Overall when looking at life quality factors, we can clearly see that violent areas are the one suffering from a lower quality of life. We can speculate that those areas are the poorest of Chicago. The richest part of the city are probably the ones that benefit the most from Police action and are therefore less prone to violence.

Predictive Models


ML models

Now that we have extracted meaningful data from our crime dataset, and got a better understanding of the situation, we would like to build tools that could help police and citizens by detecting patterns in the crime of Chicago.
To do so, we are modeling our dataset for different purposes using a variety of machine learning methods. The idea is to build two kinds of models:

  • Arrest prediction model: This model will try to, given the various information of a crime that is available to our crime dataset and which might correspond to the amount of information the authority would have about a recent unsolved crime, return the probability of the culprit of the crime being arrested. As an example, this model could be used to help the Police spread their forces more efficiently around the city.
  • Crime type prediction model: The goal of this model would be to give the probability of the type of crimes given again the data of the crime dataset except the crime Description feature (obviously it is highly correlated to the type of crime) and the Arrest feature. This model could be useful in several ways, for instance, the police might find it useful to know what to expect of a potential crime in a given location. This model could help Police to reduce most frequents crimes type by strengthening the patrols in certain areas, during certain periods.
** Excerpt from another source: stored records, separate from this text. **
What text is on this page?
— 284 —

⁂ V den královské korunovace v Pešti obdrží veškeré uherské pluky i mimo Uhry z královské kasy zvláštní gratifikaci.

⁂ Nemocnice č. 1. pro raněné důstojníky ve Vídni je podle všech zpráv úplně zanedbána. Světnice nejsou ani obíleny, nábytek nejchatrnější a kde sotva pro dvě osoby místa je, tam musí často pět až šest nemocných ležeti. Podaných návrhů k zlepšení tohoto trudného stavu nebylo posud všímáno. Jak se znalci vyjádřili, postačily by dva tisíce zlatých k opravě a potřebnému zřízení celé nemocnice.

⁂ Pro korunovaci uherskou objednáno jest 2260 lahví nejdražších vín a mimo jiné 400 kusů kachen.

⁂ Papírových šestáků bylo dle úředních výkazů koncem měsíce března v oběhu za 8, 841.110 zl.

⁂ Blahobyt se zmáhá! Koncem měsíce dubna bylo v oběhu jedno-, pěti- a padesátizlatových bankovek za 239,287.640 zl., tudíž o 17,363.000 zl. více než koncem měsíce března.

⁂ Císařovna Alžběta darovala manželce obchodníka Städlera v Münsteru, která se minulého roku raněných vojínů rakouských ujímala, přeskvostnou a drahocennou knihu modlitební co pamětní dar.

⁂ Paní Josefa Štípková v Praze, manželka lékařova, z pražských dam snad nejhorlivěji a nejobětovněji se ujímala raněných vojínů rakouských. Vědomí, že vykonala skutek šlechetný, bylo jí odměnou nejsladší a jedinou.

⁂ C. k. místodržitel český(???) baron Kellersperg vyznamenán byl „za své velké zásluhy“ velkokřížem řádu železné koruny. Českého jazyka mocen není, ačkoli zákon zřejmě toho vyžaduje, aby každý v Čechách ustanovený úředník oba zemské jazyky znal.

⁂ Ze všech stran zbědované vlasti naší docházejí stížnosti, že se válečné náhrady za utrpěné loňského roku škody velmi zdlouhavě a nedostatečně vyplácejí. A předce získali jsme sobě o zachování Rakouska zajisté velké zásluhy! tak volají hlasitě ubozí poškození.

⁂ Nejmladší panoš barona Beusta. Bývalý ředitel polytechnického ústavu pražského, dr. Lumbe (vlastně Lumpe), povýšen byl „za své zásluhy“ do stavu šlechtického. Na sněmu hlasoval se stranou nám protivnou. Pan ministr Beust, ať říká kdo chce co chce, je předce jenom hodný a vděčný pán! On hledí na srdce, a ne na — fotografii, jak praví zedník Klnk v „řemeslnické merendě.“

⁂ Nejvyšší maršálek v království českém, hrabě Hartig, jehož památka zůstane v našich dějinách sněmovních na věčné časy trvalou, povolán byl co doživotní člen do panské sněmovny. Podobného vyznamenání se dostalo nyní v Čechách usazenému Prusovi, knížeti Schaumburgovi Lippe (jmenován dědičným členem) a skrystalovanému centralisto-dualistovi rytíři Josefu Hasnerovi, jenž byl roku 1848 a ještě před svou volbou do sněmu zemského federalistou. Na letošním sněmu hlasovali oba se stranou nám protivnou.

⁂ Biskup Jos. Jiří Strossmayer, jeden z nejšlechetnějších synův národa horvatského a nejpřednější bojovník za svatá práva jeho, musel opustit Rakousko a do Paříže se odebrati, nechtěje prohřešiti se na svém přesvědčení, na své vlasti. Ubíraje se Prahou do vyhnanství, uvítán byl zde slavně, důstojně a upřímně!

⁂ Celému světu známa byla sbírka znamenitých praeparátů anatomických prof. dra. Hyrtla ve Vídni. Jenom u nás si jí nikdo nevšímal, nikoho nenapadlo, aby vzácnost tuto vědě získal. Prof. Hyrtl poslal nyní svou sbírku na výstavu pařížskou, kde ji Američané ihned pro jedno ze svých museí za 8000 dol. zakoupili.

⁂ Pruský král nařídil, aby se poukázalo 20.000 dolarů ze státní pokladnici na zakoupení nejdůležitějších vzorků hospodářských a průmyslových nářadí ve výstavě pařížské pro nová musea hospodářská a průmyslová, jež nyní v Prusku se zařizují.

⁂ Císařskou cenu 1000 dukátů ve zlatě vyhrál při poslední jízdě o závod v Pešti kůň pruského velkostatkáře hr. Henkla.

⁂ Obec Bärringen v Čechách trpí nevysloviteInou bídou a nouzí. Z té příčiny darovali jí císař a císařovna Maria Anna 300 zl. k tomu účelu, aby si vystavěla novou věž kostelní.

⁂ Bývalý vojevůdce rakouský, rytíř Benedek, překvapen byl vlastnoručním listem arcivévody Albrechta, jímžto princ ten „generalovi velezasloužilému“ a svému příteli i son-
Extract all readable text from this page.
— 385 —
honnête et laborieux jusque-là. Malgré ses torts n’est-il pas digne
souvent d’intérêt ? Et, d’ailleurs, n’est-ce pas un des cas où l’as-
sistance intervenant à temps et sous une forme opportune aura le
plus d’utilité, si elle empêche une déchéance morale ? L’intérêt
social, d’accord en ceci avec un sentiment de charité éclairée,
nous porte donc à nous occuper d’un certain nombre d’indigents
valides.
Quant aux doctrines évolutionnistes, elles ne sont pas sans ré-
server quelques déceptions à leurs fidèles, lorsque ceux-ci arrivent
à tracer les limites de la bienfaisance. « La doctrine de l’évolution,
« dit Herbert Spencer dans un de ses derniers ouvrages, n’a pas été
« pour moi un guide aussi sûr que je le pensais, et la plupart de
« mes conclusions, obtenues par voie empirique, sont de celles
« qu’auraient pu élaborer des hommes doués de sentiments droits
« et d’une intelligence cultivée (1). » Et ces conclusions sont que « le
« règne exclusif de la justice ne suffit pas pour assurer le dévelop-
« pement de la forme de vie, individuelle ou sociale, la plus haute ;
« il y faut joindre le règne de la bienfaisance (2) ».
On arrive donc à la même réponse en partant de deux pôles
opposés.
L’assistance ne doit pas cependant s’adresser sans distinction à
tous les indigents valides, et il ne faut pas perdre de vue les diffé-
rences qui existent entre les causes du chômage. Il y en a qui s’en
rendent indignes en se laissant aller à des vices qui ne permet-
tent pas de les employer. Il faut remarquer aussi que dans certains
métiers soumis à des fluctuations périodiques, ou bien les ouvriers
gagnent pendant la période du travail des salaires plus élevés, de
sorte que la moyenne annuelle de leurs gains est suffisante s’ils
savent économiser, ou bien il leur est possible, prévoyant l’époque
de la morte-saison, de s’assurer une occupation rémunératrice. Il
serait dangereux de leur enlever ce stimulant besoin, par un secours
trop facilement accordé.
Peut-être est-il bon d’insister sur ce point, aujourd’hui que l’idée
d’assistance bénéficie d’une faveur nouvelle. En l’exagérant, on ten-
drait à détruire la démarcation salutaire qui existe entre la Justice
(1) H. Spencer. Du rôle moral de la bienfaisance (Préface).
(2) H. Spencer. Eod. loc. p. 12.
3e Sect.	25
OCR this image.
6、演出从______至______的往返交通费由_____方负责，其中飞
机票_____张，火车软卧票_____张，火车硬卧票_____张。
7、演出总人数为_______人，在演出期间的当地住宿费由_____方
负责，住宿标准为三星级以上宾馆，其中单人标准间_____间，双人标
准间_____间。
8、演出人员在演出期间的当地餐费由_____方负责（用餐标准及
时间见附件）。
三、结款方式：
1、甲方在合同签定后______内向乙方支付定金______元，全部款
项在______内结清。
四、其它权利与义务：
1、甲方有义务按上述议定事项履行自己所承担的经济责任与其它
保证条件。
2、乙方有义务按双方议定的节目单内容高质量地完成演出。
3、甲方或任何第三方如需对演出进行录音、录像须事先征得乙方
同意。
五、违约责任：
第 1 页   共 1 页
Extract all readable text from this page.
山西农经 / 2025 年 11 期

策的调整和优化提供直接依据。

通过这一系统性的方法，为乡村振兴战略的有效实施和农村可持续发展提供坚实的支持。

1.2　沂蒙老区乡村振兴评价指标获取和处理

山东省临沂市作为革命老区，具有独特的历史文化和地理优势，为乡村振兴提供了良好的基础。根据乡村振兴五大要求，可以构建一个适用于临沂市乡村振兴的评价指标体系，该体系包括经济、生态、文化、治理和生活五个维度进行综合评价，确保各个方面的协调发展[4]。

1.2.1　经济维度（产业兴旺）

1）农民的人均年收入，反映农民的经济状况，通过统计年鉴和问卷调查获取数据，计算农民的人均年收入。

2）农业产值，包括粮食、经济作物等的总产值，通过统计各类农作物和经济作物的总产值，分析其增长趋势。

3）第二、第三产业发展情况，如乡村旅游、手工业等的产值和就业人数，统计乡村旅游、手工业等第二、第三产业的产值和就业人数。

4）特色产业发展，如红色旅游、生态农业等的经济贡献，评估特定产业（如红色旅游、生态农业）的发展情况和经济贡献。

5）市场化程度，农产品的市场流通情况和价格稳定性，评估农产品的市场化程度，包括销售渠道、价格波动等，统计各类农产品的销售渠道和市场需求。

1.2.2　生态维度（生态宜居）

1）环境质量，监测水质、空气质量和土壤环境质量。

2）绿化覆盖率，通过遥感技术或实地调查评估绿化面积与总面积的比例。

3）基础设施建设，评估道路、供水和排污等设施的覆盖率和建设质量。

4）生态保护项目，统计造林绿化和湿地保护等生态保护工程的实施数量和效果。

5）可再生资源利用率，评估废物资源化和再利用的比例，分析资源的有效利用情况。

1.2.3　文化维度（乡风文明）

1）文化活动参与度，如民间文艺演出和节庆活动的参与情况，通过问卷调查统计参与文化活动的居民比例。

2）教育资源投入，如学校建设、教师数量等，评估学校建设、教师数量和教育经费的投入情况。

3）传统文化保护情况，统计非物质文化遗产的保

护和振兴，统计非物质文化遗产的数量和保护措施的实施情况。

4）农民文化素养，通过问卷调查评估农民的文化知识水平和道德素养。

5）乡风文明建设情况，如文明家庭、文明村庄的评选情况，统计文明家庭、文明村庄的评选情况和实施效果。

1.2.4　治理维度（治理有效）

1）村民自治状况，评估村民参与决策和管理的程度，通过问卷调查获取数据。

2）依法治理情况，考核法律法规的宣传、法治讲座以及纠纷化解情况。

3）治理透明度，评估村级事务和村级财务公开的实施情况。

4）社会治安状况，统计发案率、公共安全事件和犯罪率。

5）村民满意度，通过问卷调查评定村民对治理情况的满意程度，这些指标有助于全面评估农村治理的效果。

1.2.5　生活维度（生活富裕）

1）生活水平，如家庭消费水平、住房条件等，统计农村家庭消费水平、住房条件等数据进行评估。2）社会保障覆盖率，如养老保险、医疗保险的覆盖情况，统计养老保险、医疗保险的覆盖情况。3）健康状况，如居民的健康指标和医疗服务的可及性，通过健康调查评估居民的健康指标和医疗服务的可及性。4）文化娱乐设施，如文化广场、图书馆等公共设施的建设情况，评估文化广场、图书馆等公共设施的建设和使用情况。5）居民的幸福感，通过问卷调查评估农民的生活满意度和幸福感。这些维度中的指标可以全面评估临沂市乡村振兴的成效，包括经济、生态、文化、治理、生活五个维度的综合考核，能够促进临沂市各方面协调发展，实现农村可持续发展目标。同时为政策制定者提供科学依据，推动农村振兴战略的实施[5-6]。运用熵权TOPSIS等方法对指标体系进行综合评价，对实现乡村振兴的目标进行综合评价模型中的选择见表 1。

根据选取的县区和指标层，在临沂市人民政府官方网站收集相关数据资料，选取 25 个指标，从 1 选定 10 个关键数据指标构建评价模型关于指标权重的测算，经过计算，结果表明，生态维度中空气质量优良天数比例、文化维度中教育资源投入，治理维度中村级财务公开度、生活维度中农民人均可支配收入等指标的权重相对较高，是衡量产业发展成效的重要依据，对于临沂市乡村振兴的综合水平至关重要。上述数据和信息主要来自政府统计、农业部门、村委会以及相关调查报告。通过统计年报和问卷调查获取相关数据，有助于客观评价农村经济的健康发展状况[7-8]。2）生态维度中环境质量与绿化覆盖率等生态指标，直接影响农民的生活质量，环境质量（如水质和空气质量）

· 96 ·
In order to present those two models, we give the ability for the user to select a few parameters and observe the results of our models. The other parameters have been set such that for categorical features, it is the most frequent one, and for continuous features, we took the average. Finally, the date chosen is the latest one with sufficient data (2018). Also, the most violent area determined in our analysis is Austin area (code 25).


Arrest model




As we can observe, people arrested for Narcotics had to be caught red-handed because no-one may report drug-related crimes. Thus, our model is likely to predict that a narcotics-related crime will result in an arrest. Whereas for most of the thefts, the culprit is not arrested. This isn't a surprise as most theft reports are made by the victim after the event. We finally observe that the month of the year doesn't affect the arrest probability.


Crime type model




We can observe that for the second model, the summer months have different main crime types than the rest of the year. Therefore, during this period, the Police should adapt to this change.